Search code examples
databasetime-seriesquestdb

Scheduling two linked QuestDB queries with Dagster


I want to run two QuestDB queries: one for downsampling data older than three weeks and aggregating at 30 seconds intervals, and one to delete the partition with the raw data. At the moment I just execute with a cron using curl and the rest API

curl -G --data-urlencode "query=INSERT INTO downsampled_tb SELECT timestamp, min(price) as low, max(price) as high, first(price) as open, last(price) as close FROM trades WHERE timestamp < dateadd('d', -21, now());"

curl -G --data-urlencode "ALTER TABLE trades DROP PARTITION WHERE timestamp < dateadd('d', -21, now());"
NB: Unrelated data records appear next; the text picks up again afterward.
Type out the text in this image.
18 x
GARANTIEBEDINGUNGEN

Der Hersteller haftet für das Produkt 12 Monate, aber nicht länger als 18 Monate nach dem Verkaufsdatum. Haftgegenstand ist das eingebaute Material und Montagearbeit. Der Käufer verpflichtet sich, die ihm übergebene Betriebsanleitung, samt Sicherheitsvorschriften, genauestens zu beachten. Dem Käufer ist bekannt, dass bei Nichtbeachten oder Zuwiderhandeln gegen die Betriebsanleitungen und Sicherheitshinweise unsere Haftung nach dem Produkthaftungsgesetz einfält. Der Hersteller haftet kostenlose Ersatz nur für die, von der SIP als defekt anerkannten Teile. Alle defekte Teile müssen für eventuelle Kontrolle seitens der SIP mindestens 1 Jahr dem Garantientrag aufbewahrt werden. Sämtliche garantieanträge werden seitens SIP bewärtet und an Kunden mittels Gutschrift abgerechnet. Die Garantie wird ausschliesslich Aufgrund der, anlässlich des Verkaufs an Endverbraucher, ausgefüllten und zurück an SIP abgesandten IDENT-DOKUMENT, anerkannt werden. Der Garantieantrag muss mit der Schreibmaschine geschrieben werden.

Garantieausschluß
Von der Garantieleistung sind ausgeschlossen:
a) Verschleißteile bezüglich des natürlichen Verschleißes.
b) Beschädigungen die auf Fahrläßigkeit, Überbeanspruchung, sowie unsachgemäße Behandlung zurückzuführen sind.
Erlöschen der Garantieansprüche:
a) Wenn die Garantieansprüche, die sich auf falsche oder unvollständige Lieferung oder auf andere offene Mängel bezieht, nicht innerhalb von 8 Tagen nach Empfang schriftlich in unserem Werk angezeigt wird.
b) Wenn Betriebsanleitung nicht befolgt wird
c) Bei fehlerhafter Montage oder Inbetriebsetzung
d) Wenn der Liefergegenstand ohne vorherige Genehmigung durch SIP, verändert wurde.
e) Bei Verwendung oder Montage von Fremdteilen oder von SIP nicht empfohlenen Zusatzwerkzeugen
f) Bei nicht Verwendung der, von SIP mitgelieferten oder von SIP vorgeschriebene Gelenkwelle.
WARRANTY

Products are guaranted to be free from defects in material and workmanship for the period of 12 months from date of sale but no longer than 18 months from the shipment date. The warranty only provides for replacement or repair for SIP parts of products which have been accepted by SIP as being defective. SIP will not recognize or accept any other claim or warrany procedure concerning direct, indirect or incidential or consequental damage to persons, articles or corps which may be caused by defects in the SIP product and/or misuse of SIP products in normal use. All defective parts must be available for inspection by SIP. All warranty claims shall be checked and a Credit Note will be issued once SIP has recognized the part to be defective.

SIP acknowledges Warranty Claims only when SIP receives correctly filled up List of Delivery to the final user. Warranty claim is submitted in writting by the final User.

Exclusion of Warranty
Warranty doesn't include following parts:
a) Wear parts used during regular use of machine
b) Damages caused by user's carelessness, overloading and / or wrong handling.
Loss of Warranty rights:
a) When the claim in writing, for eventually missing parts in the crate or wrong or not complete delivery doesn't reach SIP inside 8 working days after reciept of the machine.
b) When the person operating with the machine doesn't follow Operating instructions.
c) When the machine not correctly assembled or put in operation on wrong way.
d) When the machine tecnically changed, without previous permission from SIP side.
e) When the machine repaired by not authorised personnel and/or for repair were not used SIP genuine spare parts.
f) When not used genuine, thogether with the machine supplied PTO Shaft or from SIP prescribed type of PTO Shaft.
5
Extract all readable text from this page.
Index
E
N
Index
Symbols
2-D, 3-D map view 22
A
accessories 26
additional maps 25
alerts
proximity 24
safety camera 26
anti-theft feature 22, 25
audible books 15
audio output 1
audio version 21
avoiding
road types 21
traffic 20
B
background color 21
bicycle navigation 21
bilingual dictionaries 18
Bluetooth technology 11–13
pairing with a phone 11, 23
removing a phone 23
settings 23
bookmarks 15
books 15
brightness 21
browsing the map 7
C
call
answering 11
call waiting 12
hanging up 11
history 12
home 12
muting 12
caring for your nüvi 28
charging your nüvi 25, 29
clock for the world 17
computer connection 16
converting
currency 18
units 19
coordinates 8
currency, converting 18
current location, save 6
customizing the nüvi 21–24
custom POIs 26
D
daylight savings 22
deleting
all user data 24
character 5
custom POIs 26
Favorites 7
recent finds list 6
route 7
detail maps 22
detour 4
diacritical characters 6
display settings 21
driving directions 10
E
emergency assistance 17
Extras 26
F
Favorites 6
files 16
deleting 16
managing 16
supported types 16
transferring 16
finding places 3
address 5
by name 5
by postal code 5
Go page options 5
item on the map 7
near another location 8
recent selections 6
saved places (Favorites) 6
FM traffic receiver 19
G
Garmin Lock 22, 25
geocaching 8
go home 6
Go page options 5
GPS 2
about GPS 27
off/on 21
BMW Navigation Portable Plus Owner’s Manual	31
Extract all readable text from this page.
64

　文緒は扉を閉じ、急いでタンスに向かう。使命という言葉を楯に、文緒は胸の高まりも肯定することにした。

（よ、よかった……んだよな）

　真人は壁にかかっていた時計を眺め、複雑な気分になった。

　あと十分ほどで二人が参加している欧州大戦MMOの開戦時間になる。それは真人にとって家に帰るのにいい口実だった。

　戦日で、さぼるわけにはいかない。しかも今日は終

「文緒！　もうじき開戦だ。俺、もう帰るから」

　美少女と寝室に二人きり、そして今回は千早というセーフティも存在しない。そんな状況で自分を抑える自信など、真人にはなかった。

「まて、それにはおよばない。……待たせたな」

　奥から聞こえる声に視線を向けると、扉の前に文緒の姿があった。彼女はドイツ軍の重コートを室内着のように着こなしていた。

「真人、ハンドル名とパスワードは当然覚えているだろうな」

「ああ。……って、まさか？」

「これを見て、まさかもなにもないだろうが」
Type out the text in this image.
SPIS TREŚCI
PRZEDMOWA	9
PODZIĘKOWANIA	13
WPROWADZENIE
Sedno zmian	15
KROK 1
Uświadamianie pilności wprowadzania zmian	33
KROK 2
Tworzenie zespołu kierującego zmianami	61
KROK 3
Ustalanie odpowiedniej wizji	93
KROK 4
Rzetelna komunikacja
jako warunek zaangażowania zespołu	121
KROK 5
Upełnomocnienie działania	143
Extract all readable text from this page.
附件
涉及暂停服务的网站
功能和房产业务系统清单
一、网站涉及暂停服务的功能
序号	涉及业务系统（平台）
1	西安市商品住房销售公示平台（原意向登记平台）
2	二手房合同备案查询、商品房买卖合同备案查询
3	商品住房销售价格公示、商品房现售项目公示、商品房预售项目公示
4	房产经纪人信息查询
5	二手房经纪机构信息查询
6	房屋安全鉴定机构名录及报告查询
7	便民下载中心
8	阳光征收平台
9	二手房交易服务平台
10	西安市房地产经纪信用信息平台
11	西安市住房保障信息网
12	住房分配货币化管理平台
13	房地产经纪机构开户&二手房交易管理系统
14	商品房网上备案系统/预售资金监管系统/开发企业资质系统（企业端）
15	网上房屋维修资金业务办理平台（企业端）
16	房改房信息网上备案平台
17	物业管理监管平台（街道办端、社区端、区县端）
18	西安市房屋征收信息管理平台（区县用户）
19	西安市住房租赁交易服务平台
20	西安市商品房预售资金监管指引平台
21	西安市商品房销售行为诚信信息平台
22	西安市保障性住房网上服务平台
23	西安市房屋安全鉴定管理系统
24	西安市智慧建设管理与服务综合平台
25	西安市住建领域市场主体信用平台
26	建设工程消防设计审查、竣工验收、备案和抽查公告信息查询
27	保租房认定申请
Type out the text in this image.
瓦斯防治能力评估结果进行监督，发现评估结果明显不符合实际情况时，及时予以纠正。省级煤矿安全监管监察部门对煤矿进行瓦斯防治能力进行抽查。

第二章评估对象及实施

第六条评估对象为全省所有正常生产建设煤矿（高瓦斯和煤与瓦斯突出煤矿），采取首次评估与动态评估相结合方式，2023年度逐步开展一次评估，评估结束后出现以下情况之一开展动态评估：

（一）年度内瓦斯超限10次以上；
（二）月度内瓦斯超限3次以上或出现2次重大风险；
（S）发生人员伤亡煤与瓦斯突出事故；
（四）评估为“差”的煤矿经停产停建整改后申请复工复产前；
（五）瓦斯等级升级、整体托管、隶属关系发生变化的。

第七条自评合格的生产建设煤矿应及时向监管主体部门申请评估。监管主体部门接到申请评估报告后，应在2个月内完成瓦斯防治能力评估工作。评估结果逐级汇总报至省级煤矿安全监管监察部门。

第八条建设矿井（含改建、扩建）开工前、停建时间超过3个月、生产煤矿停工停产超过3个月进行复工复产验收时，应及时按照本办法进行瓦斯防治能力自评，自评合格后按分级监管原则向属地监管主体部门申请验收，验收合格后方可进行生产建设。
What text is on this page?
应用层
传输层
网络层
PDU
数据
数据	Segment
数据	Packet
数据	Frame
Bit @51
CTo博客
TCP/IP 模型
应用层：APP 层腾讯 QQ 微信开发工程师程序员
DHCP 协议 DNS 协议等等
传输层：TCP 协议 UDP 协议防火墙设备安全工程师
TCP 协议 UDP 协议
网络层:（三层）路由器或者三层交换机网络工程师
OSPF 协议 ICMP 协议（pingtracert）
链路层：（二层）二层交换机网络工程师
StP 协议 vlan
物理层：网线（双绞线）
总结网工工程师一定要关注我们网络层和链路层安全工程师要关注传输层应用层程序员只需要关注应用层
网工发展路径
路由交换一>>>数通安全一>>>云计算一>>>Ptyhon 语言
I would like to use Dagster instead, so I can do backfilling for past dates and have better error control. I checked Dagster and I cannot see any QuestDB operator. What would be the best way to do this?


Solution

  • Since Dagster supports writing operators using python, we can just define a resource based on psycopg, and then define @ops using that resource

    import psycopg
    
    from dagster import op, graph, resource, out
    
    # Define resources for PostgreSQL
    @resource(config_schema={"connection_string": str})
    def postgres_resource(context):
        conn = psycopg.connect(context.resource_config["connection_string"])
        try:
            yield conn
        finally:
            conn.close()
    
    # Define operations
    @op(required_resource_keys={'postgres'}, out=Out(str))
    def downsample_data(context, execution_date: str):
        sql_query = f"""
            INSERT INTO downsampled_tb SELECT timestamp, min(price) as low, 
            max(price) as high, first(price) as open, last(price) as close 
            FROM trades WHERE timestamp = '{execution_date}';'
        """
        with context.resources.postgres.cursor() as cursor:
            cursor.execute(sql_query)    
        return execution_date
    
    # Define operations
    @op(required_resource_keys={'postgres'}, out=Out(str))
    def remove_partition(context, execution_date: str):
        sql_query = f"""
            ALTER TABLE trades DROP PARTITION 
            WHERE timestamp = '{execution_date}';'
        """
        with context.resources.postgres.cursor() as cursor:
            cursor.execute(sql_query)    
        return execution_date
    
    @op(out=Out(str))
    def get_execution_date():
        #TODO
    
    @graph
    def questdb_downsampler():
        execution_date = get_execution_date()
        remove_partition(downsample_data(execution_date))
    

    Note in this case I am using a connection_string that should be provided during the launch, and a dummy get_execution_date, which should probably be calculated using partitions, so we can backfill properly.

    I am making both @ops to return the execution date, so I can pass the output of the first as a parameter to the second and declare a dependency. If the first function returns an error, the second will not proceed.